The calculation times of list_stack() and preallocate() are marginally different, but are always faster than original(), which is also what is suggested and implied in @chrslg's answer.
Whether or not with_einsum() is faster or slower than the others depends pretty much on the shape of the problem:
- For small, but many L×L matrices (L==3 in the question), with_einsum() wins.
  Here are the results for L, M, timeit_n_times = 3, 500, 10_000:
```
original 19.07941191700229
list_stack 6.437358160997974
preallocate 7.638774587001535
with_einsum 3.6944152869982645
```
- For large, but few L×L matrices, with_einsum() loses.
  Here are the results for L, M, timeit_n_times = 100, 5, 100_000:
```
original 6.661783802999707
list_stack 4.67112236200046
preallocate 4.94899292899936
with_einsum 28.233751856001618
```

I did not check the influence of the size and variation of N_i.

Update

Based on the update to the question and @chrslg's thoughts, I tried whether zero-padding would also be a viable way to go. Bottom line is: probably not (at least not for the given example).

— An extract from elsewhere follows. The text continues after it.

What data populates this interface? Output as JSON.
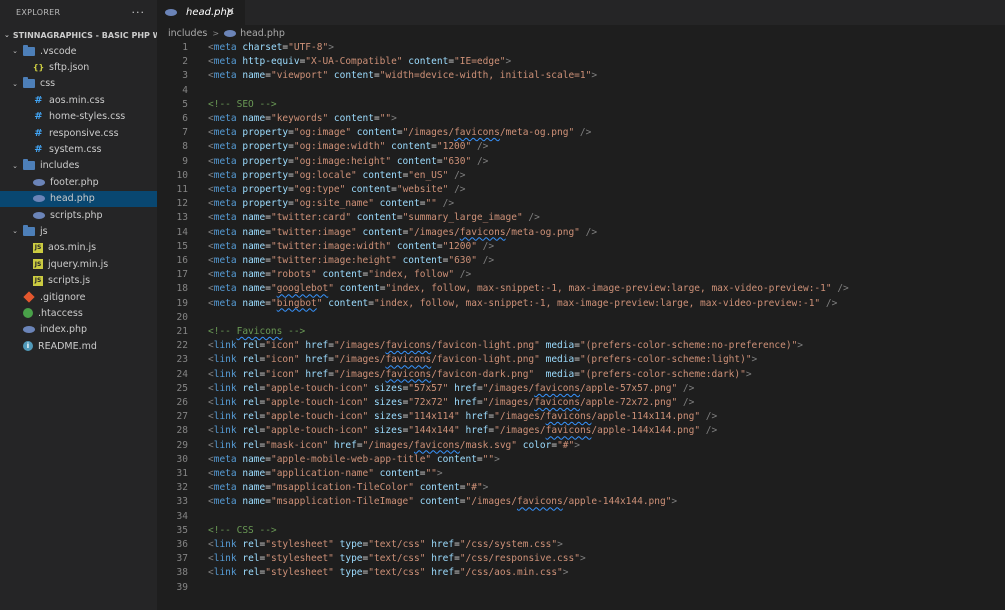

Here is the new testing code:

from timeit import Timer
import numpy as np

M, N, timeit_n_times = 30, 100, 10_000

np.random.seed(0)
p = np.random.randint(M, size=N)
R = np.random.rand(M, 3, 3)
X = np.random.rand(3, N)

einsum = lambda: np.einsum('ijk,ki->ji', R[p], X)

def direct():
    res = np.zeros((3, N))
    for i in range(N):
        res[:, i] = np.dot(R[p[i]], X[:, i])
    return res

# Rearrange data for padding
max_count = np.max(np.unique(p, return_counts=True)[1])
counts = np.zeros(M, dtype=int)

X_padded = np.zeros((M, max_count, 3))
for i, idx in enumerate(p):
    X_padded[idx, counts[idx]] = X[:, i]
    counts[idx] += 1

padded = lambda: np.einsum('ijk,ilk->ilj', R, X_padded)
    
result_einsum = einsum()
result_direct = direct()
result_padded_raw = padded()

# Extract padding result (reverse steps of getting from X to X_padded)
result_padded = np.zeros((3, N))
counts = np.zeros(M, dtype=int)
for i, idx in enumerate(p):
    result_padded[:, i] = result_padded_raw[idx, counts[idx]]
    counts[idx] += 1

assert np.allclose(result_einsum, result_direct)
assert np.allclose(result_padded, result_direct)

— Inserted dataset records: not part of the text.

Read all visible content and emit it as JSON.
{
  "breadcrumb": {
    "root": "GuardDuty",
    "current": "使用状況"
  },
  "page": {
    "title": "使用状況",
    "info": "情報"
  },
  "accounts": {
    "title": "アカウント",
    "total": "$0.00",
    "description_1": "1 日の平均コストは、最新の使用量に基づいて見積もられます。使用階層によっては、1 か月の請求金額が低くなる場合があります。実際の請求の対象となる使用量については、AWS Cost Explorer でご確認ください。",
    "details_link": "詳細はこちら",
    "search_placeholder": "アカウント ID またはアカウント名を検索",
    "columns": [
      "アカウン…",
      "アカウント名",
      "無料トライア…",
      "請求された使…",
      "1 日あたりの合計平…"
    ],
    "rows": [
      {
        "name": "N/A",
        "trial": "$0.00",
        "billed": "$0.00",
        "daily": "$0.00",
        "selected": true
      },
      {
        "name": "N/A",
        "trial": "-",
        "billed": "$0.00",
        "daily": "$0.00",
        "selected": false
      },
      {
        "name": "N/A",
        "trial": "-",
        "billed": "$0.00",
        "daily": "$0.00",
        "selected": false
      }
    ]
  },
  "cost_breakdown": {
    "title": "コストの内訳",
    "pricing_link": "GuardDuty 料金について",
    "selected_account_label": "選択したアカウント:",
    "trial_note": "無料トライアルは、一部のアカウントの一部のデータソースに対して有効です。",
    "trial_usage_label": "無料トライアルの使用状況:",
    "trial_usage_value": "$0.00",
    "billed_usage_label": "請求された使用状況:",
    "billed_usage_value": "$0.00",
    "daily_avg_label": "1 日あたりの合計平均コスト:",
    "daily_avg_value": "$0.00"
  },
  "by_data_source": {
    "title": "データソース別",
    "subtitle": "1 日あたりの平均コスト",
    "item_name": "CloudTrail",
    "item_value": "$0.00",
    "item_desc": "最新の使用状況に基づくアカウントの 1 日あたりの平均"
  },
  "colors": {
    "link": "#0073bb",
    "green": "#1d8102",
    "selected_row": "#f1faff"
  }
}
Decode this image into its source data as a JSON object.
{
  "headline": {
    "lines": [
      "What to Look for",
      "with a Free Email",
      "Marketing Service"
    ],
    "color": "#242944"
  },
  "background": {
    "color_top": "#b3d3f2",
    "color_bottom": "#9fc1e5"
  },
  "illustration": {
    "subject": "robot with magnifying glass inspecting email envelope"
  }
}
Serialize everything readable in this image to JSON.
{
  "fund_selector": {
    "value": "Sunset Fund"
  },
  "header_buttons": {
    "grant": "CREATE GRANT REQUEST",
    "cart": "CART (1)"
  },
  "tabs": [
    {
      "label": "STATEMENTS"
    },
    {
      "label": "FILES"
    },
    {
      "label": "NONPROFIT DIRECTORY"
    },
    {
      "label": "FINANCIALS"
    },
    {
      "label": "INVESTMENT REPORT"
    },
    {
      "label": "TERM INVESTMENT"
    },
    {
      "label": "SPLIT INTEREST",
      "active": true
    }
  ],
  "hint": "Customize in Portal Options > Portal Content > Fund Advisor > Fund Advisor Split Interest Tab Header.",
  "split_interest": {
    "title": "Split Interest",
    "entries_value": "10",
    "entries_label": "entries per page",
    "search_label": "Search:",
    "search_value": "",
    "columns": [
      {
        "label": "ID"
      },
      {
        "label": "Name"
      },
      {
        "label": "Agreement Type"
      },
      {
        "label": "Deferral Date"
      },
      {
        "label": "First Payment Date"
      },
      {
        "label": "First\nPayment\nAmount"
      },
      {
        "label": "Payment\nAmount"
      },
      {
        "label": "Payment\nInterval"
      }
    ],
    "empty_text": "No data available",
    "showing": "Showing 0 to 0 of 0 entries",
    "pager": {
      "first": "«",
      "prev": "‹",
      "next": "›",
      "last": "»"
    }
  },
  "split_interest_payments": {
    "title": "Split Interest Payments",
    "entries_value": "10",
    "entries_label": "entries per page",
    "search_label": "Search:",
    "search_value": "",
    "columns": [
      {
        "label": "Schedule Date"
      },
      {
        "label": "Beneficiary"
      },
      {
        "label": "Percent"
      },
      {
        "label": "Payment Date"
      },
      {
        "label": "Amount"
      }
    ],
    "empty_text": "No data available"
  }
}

print("einsum", Timer(einsum).timeit(timeit_n_times))
print("direct", Timer(direct).timeit(timeit_n_times))
print("padded", Timer(padded).timeit(timeit_n_times))

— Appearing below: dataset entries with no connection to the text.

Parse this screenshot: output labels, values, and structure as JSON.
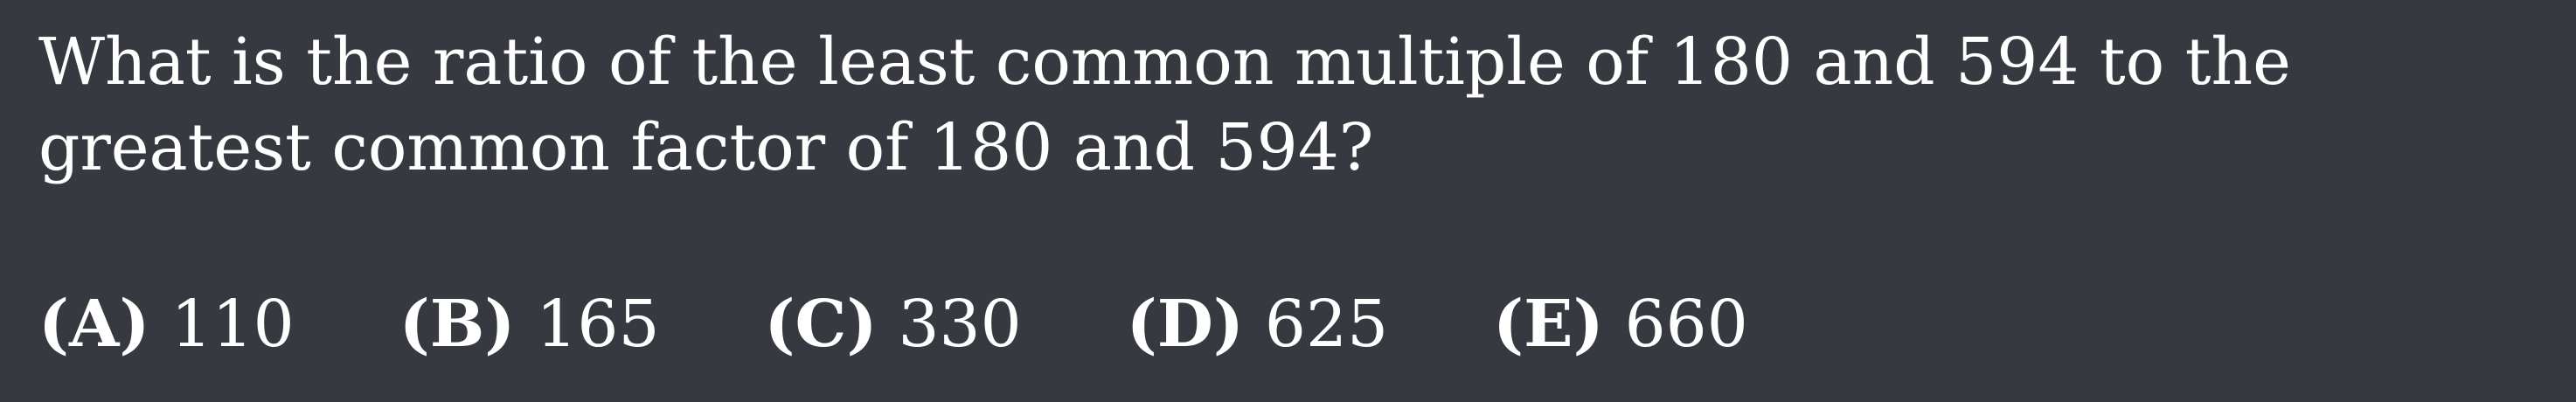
{
  "question": {
    "text": "What is the ratio of the least common multiple of 180 and 594 to the greatest common factor of 180 and 594?"
  },
  "choices": [
    {
      "letter": "(A)",
      "value": "110"
    },
    {
      "letter": "(B)",
      "value": "165"
    },
    {
      "letter": "(C)",
      "value": "330"
    },
    {
      "letter": "(D)",
      "value": "625"
    },
    {
      "letter": "(E)",
      "value": "660"
    }
  ]
}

Here, we first rearrange the data into X_padded, which is M×max_count×3-shaped, where max_count is the maximum number of references to one of the indices in R from p. We iteratively fill up X_padded for each index, leaving unused space zero-filled. In the end, we can again use a version of einsum to calculate the result (padded = lambda: np.einsum('ijk,ilk->ilj', R, X_padded)). If we want to compare the result to the results of the other methods, then we need to rearrange it back again, basically inverting the steps of getting from X to X_padded.

Observations:

Memory-wise, we have:
- Saved on the side of R, as we don't need to replicate the individual 3×3 matrices, any more.
- Paid on the side of X, as we need zero-padding.
Speed-wise, we have lost a bit, it seems;
here are the results for M, N, timeit_n_times = 30, 100, 100_000:
```
einsum 0.7587459350002064
direct 13.305958173999898
padded 1.502786388000004
```
Note that this does not even include the times for rearranging the data. So probably padding won't help here – at least not in the way that I tried.